World November 13, 2018, 22:06

The process is already underway

THE HAGUE, November 13. /TASS/. The attributive mechanism of the Organization for the Prohibition of Chemical Weapons (OPCW) will be able to begin working not earlier than February 2019, OPCW Director General Fernando Arias told journalists on Tuesday.

"The team is being created. For the time being, we have only one person already hired for this team and that will be the coordinator of this team. For the rest, we are following the rules for hiring people on the basis of human resources branch of the organization and we have advertised. I think it is eight or nine positions of different experts," he said. "The candidacies will be analyzed by the panel that has been formed and after that they will be recruited, which means that we won’t have the team ready to work until perhaps February."

"To hire people on the basis of the rules of the international organizations takes," he went on to say. "My obligation is to hire people on an equal, balanced regional representation, which means I have to keep a balance and hire people from Asia, Latin America, from Africa so that the team is more or less balanced. I cannot hire everybody from Germany or I cannot hire everybody from Western Europe. I have to keep a balance. And also I am taking into consideration for that the gender issue."

According to Arias, the team’s mandate will be "to identify the perpetrators of alleged crimes committed in Syria." Once this task is accomplished, the team will issue reports where it will say that "this person or this institution has been identified as responsible to have committed those crimes." He stressed that the team’s mandate is "to investigate and to inform" the OPCW Executive Council and the United Nations Secretary General about its findings.

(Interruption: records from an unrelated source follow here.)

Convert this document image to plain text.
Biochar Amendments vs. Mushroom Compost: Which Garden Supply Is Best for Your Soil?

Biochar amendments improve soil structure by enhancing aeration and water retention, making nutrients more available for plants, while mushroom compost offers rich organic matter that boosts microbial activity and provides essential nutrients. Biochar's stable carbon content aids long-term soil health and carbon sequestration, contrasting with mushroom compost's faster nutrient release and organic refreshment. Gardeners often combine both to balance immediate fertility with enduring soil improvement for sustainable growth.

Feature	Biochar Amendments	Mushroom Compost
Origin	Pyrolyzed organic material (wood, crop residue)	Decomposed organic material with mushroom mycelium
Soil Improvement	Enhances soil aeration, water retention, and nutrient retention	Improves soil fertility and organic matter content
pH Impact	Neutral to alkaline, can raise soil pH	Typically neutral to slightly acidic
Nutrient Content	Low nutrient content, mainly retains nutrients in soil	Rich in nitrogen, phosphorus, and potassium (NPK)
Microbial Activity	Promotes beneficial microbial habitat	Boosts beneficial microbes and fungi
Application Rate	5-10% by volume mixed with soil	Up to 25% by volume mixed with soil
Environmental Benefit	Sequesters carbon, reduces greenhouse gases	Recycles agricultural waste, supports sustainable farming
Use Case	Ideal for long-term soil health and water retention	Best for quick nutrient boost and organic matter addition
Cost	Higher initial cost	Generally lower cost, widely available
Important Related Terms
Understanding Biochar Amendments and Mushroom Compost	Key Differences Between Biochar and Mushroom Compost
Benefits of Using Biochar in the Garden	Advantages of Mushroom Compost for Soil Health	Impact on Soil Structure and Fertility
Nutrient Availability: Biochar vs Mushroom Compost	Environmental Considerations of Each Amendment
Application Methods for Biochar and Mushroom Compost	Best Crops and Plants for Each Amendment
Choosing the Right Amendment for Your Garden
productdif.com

"The mandate is to identify the perpetrators of crimes committed with chemical weapons, but the OPCW is not a court. We are not a court we are not police. The mandate I have received and I have to implement means to investigate, to identify the perpetrators," he stressed adding that further steps will depend on the OPCW Executive Council and the UN Secretary General. "It’s up to them to decide," he said.

The decision to vest the OPCW Secretariat with attributive authority, or the right to identify those responsible for the use of chemical weapons, was taken at a special session of the Conference of the States Parties to the Chemical Weapons Convention (CWC) in late June.

The Russia side has repeatedly objected against making a "punitive body" of the OPCW. According to the Russian side, once the OPCW is authorized to identify those to blame for the use of chemical weapons it will mean infringement upon the exclusive domain of the United Nations Security Council and it is not envisaged by the Chemical Weapons Convention. More to it, due to the specifics of the voting procedure, the decision was taken by a minority, with only 82 out of the 193 member nations casting their votes for it (this much turned out to be enough as the votes of those abstaining were not taken into account).